The Surprising Neuroscience of COVID-19

A recent bulletin from physicians in the U.K. described the loss of smell and taste in COVID-19 patients, suggesting that the virus might affect parts of the central nervous system in addition to its well-known affinity for the respiratory system.

Indeed, in an earlier outbreak of coronavirus in China, Hong Kong researcher Dr. K.K. Lau and co-workers found that some patients exhibited convulsions, delirium, and restlessness, while Dr. Jun Xu, of the Guangzhou Institute of Respiratory Diseases, estimated that 4-5 percent of all SARS coronavirus patients displayed central nervous system symptoms. Some SARS coronavirus patients have even exhibited marked brain damage on CAT scans.
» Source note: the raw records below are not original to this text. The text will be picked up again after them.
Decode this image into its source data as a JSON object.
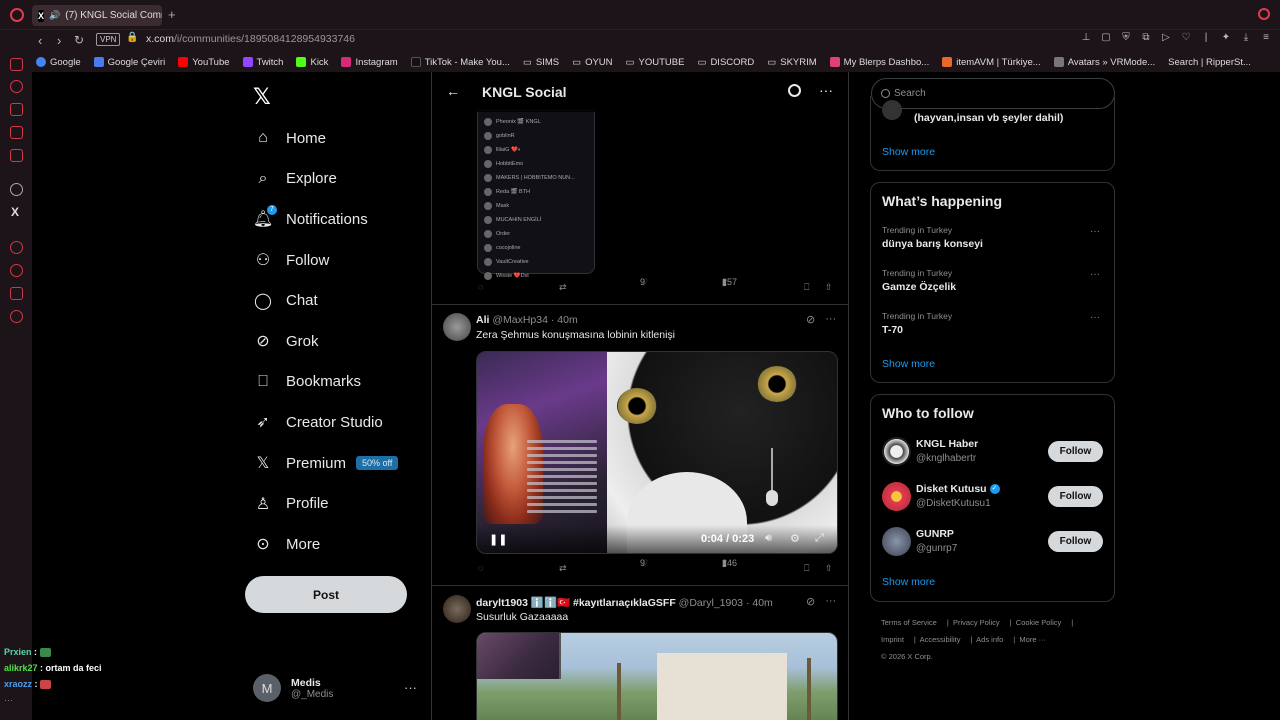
{
  "browser": {
    "tab_title": "(7) KNGL Social Comm",
    "url_domain": "x.com",
    "url_path": "/i/communities/1895084128954933746",
    "vpn_label": "VPN",
    "bookmarks": [
      "Google",
      "Google Çeviri",
      "YouTube",
      "Twitch",
      "Kick",
      "Instagram",
      "TikTok - Make You...",
      "SIMS",
      "OYUN",
      "YOUTUBE",
      "DISCORD",
      "SKYRIM",
      "My Blerps Dashbo...",
      "itemAVM | Türkiye...",
      "Avatars » VRMode...",
      "Search | RipperSt..."
    ]
  },
  "nav": {
    "items": [
      {
        "label": "Home",
        "icon": "home-icon"
      },
      {
        "label": "Explore",
        "icon": "search-icon"
      },
      {
        "label": "Notifications",
        "icon": "bell-icon",
        "badge": "7"
      },
      {
        "label": "Follow",
        "icon": "add-user-icon"
      },
      {
        "label": "Chat",
        "icon": "chat-icon"
      },
      {
        "label": "Grok",
        "icon": "grok-icon"
      },
      {
        "label": "Bookmarks",
        "icon": "bookmark-icon"
      },
      {
        "label": "Creator Studio",
        "icon": "rocket-icon"
      },
      {
        "label": "Premium",
        "icon": "x-icon",
        "tag": "50% off"
      },
      {
        "label": "Profile",
        "icon": "person-icon"
      },
      {
        "label": "More",
        "icon": "more-circle-icon"
      }
    ],
    "post_label": "Post",
    "account": {
      "name": "Medis",
      "handle": "@_Medis",
      "initial": "M"
    }
  },
  "main": {
    "title": "KNGL Social",
    "phone_rows": [
      "Pheonix 🎬 KNGL",
      "goblinR",
      "llilaiG ❤️◐",
      "HobbitEmo",
      "MAKERS | HOBBITEMO NUN...",
      "Reda 🎬 BTH",
      "Mask",
      "MUCAHIN ENGİLİ",
      "Order",
      "cocojoline",
      "VaultCreative",
      "Wissie ❤️Dst"
    ],
    "tweet0": {
      "likes": "9",
      "views": "257"
    },
    "tweet1": {
      "name": "Ali",
      "handle": "@MaxHp34",
      "time": "· 40m",
      "text": "Zera Şehmus konuşmasına lobinin kitlenişi",
      "video_time": "0:04 / 0:23",
      "likes": "9",
      "views": "246"
    },
    "tweet2": {
      "name": "darylt1903 ℹ️ℹ️🇹🇷 #kayıtlarıaçıklaGSFF",
      "handle": "@Daryl_1903",
      "time": "· 40m",
      "text": "Susurluk Gazaaaaa"
    }
  },
  "right": {
    "search_placeholder": "Search",
    "top_card_text": "(hayvan,insan vb şeyler dahil)",
    "show_more": "Show more",
    "happening_title": "What’s happening",
    "trends": [
      {
        "meta": "Trending in Turkey",
        "name": "dünya barış konseyi"
      },
      {
        "meta": "Trending in Turkey",
        "name": "Gamze Özçelik"
      },
      {
        "meta": "Trending in Turkey",
        "name": "T-70"
      }
    ],
    "wtf_title": "Who to follow",
    "follow_label": "Follow",
    "wtf": [
      {
        "name": "KNGL Haber",
        "handle": "@knglhabertr"
      },
      {
        "name": "Disket Kutusu",
        "handle": "@DisketKutusu1",
        "verified": true
      },
      {
        "name": "GUNRP",
        "handle": "@gunrp7"
      }
    ],
    "footer": [
      "Terms of Service",
      "Privacy Policy",
      "Cookie Policy",
      "Imprint",
      "Accessibility",
      "Ads info",
      "More ···",
      "© 2026 X Corp."
    ]
  },
  "chat_overlay": [
    {
      "user": "Prxien",
      "msg": ""
    },
    {
      "user": "alikrk27",
      "msg": "ortam da feci"
    },
    {
      "user": "xraozz",
      "msg": ""
    }
  ],
  "colors": {
    "accent": "#1d9bf0",
    "opera_red": "#e23b4e",
    "bg": "#000000"
  }
}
In the latest outbreak of coronavirus, evidence of central nervous system involvement is accumulating, such as a March 21 report by Dr. Asia Filatov of Charles E. Schmidt College of Medicine that a COVID-19 patient exhibited encephalopathy (brain disease). And recent data from Wuhan, described in the March 12 edition of Neurology Today, indicate that neurological symptoms, such as "altered consciousness," occur in up to one-third of COVID-19 cases.

But could the central nervous system action of COVID-19 directly contribute to the acute respiratory distress associated with the disease?

The answer might be "yes" according to recent collaborative research from Drs. Yan-Chao Li, Wan-Zhu Bai, and Tsutomu Hashikawa.

Writing in the February 27 edition of the Journal of Medical Virology, Li and colleagues cite research on the coronavirus showing that sometimes SARS-Cov infects the brainstem centers that control respiration, making it difficult for infected patients to breathe spontaneously.

Li et al. go on to say that if COVID-19 behaves the same way that its close relative, SARS-Cov, does, COVID-19 could spread from the lungs to the brain through neuronal fibers (axons) that connect lung chemoreceptor neurons (which monitor oxygen levels in the blood) and mechanoreceptors (which monitor lung expansion and contraction in order to regulate respiration) to neurons in the medulla oblongata that control both heart rate and respiration rate. Li et al. suggest when the virus travels from the lung to the medulla, then crosses synapses to cardiorespiratory neurons in the brain, those infected cardiorespiratory neurons may cease to function properly, inhibiting spontaneous breathing.

The researchers conclude that a deeper understanding of the way that COVID-19 infection of the brain might contribute to respiratory collapse could lead to better methods of preventing and treating the acute respiratory failure associated with the disease.